The implementation would look something like this (attention, untested pseudo-code):

struct Color(u32);

impl Color {
    fn red(&mut self) -> Red {
        Red(&mut self.0)
    }
}


struct Red<'a>(&'a mut u32);

impl AddAssign<u8> for Red {
    fn add_assign(&mut self, rhs: u8) {
        self.0 += rhs as u32 << 24;
    }
}

I haven’t bothered with #[derive(Copy)] and such, but the general concept should work.


#20

Full-fledged {u,i}N support

@Ericson2314 made the interesting remark that perhaps it would be a good idea to allow generic bit-lengths as basic types. His reasoning was that the compiler could reason with packed data and statically infer more about ranges. I thought perhaps this was a bad idea, but after thinking about it, I tend to agree.

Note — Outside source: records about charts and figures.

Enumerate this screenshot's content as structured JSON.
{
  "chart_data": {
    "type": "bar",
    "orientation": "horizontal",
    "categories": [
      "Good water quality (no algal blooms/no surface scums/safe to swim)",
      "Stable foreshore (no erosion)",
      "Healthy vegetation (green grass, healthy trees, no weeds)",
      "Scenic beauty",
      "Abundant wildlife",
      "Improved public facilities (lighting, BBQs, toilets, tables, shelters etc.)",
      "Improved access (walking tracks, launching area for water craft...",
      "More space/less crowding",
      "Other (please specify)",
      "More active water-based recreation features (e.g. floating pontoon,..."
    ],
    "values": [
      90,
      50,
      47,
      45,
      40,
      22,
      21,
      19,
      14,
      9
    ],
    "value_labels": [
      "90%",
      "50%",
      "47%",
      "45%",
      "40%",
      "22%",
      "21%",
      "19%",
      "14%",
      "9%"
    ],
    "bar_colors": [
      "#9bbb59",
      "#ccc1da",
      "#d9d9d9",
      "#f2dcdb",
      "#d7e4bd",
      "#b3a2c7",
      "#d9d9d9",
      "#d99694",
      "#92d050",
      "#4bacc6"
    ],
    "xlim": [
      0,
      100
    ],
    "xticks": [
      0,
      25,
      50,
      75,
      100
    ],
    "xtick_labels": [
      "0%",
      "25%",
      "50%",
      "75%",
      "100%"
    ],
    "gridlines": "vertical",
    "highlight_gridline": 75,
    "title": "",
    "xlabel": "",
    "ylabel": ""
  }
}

Another example is range-checking. The compiler can infer that the array access is safe without range bounds,

fn read(index: u4, array: &[u32; 16]) -> u32 {
    array.get_unchecked(index) // safe!
}

Random thoughts

  • Literals: Extend it to accept any number: 15u4.
  • Conversions: Just as before, you must use as: var as u24
  • One note: i1 is a strange type, because the values are {0, -1}. (Since: i2 = {-2, -1, 0, 1}.)
  • It makes sense to support bit concatenation, e.g.: [#bitpacked] (0b1111u4, 0b0000u4) == 0b1111_0000u8
  • Alternatively: a # b could be bit concatenation.
  • 15u4 # 0u4 == 0xF0 as u8
  • For future compatibility with type-level naturals and generics, it may prudent to reserve Unsigned<> and Int<>:
  • u4 == Unsigned<4>, and i4 == Int<4>.
  • We’ll need bitsizeof::<T> and bitoffsetof::<T>.

Why not support it?

My main thought against it is that it might be hard to see the difference between types that can be stored in memory, and those that don’t. A new programmer would be surprised to learn that u8, u16, u32 all are special, but u24 is not. However, if the compiler is smart enough to warn and error out on misuse, then I don’t see a big problem.

How would it look?

For my RGB example:

// Complete spec; most significant bit first, little-endian, carrier type: u16
#[bitpacked(msbf, le, u16)] 
struct RGB565 {
    r: u5, g: u6, b: u5
}

The union-example:

// Compact value storing 31-bit unsigned integers or 
// floating point with 1-less mantissa bit.
union Value {
    u: #[bitpacked] struct U { tag: u1 = 0, v: u31 },
    f: #[bitpacked] struct F { tag: u1 = 1, s: u1, e: u8, m: u22}
}

Type-theoretic rant

This would require the type-checker to know more about type-level natural numbers, and I think this just might interest the more type-theoretic types out there. Indeed, to extend it generically, we’d get something like:

fn read<I, R>(index: I, array: &[R; N]) where I <: Nat<N> {
    array.get_unchecked(i) // safe!
}

And somehow the typechecker knows that u32 (or Unsigned<32>) equals Nat<Exp2(32)-1> (natural type number), which equals Nat(0xFFFF_FFFF), and I’ve invented the <: syntax to mean sub-type.